Friday, August 9, 2013
Exhibit Hall B, Minneapolis Convention Center
Kate L. Sheehan, School of Agricultural, Forest, and Environmental Sciences, Clemson University, Clemson, SC
Samuel T. Esswein, School of Agricultural, Forest, and Environmental Sciences, Clemson University, Clemson, SC
Background/Question/Methods

Widespread use of persistent organic pesticides in the 20th century influenced the population size and distribution of many North American predatory species. The Double-crested Cormorant (Phalacrocorax auritus, DCCO), experienced a population crash during this period that brought their once thriving population of millions of birds to under ten thousand individuals. Today the population is considered to be recovered after protection of the species through local and national legislations and the discontinuance of DDT in North America. The recovery of the DCCO took decades and multiple generations of people lived in their historical breeding and wintering range with few sightings of this species. Consequently, the recovery of this piscivorous bird has sparked human-wildlife conflicts as in some areas (within their traditional range of distribution) they are considered to be an invasive nuisance species.
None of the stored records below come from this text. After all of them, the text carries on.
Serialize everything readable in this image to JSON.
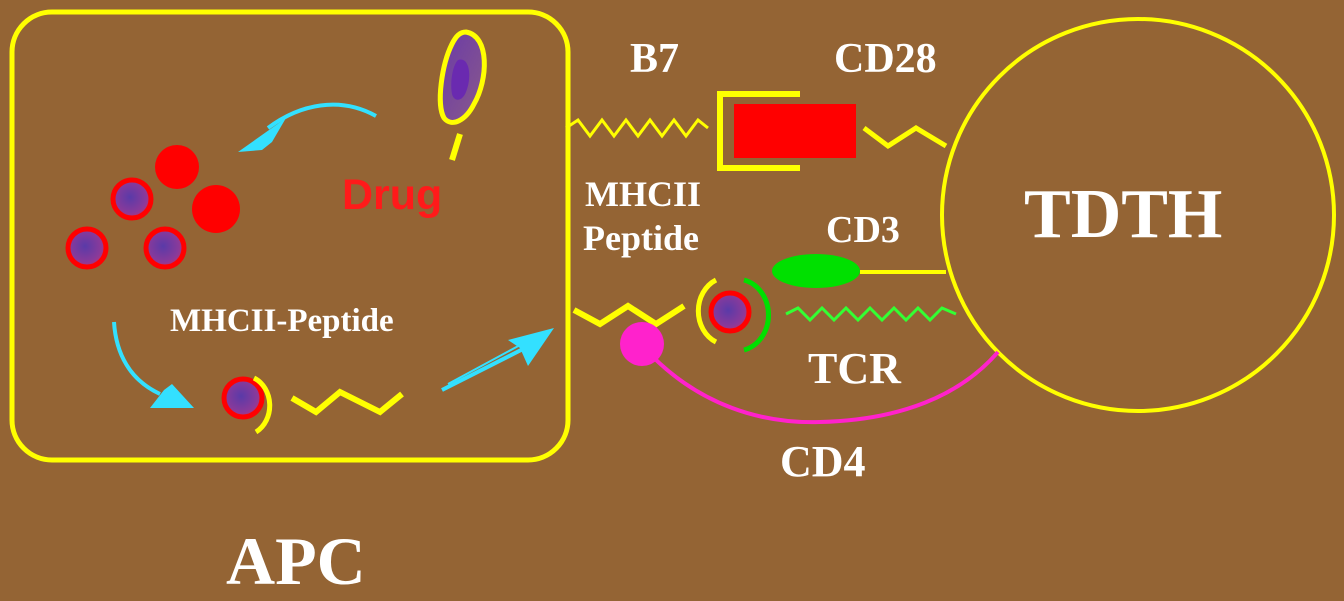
{
  "labels": {
    "drug": "Drug",
    "mhcii_peptide_inner": "MHCII-Peptide",
    "b7": "B7",
    "cd28": "CD28",
    "mhcii": "MHCII",
    "peptide": "Peptide",
    "cd3": "CD3",
    "tcr": "TCR",
    "cd4": "CD4",
    "tdth": "TDTH",
    "apc": "APC"
  },
  "colors": {
    "background": "#946434",
    "membrane": "#ffff00",
    "arrow": "#33e0ff",
    "peptide_fill": "#ff0000",
    "processed_core": "#7a3aa8",
    "cd3": "#00e000",
    "tcr": "#33ff33",
    "cd4": "#ff22cc",
    "text": "#ffffff",
    "drug_text": "#ff1a1a"
  }
}
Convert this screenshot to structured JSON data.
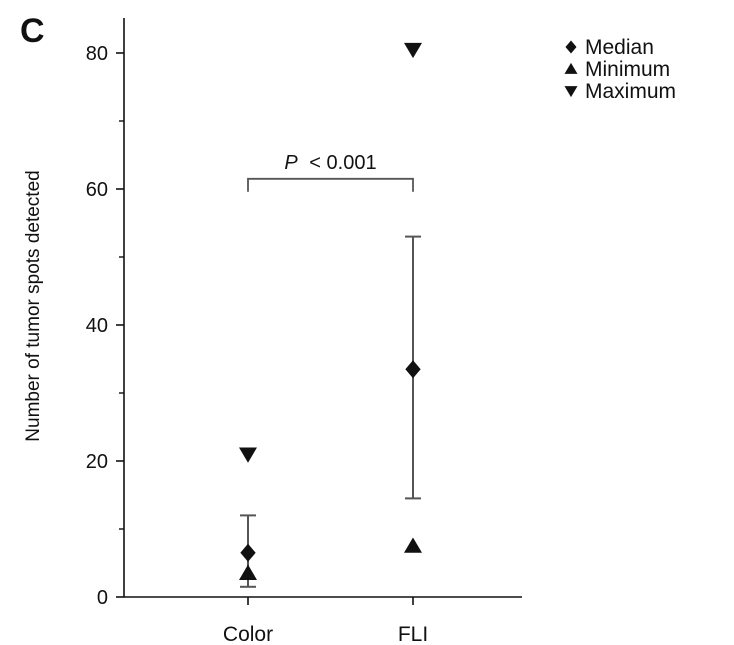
{
  "panel_label": "C",
  "chart_data": {
    "type": "scatter",
    "ylabel": "Number of tumor spots detected",
    "xlabel": "",
    "ylim": [
      0,
      85
    ],
    "yticks": [
      0,
      20,
      40,
      60,
      80
    ],
    "categories": [
      "Color",
      "FLI"
    ],
    "series": [
      {
        "name": "Median",
        "marker": "diamond",
        "values": [
          6.5,
          33.5
        ]
      },
      {
        "name": "Minimum",
        "marker": "triangle-up",
        "values": [
          3.5,
          7.5
        ]
      },
      {
        "name": "Maximum",
        "marker": "triangle-down",
        "values": [
          21,
          80.5
        ]
      }
    ],
    "error_bars": [
      {
        "category": "Color",
        "low": 1.5,
        "high": 12
      },
      {
        "category": "FLI",
        "low": 14.5,
        "high": 53
      }
    ],
    "annotation": {
      "p_symbol": "P",
      "p_text": "< 0.001",
      "y": 61.5
    },
    "legend": {
      "position": "top-right",
      "entries": [
        "Median",
        "Minimum",
        "Maximum"
      ]
    }
  },
  "colors": {
    "ink": "#111111",
    "errorbar": "#555555"
  }
}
Lethal management of DCCO is underway in a dozen states and is proposed in many more as the new range of this predator exceeds that of the historical population. DCCO are now found breeding and wintering in locations where suitable habitat were not previously available, but after anthropogenic landscape alteration, are now thriving. We used a species distribution model (MaxEnt) based on documented distributions of cormorants and their common prey species (fishes), geological and climactic data, and human-induced alteration to the landscape and biome of Minnesota and Florida. 

Results/Conclusions

Density of nearby (within 3,500m) water availability, fish stocking parameters, availability of island and swamp habitat, and fish advisories nearby were the major contributors to the most explanatory model. The output maps closely followed existing colonies and were consistent in predicting large, long-term colonies. The models for Minnesota and Florida were not consistent; suggesting that birds nesting in different parts of the country may cue in on different landscape features and habitat types. This information can be used to estimate the potential carrying capacity of even larger regions where the distribution of DCCO is spreading because of continued landscape alteration.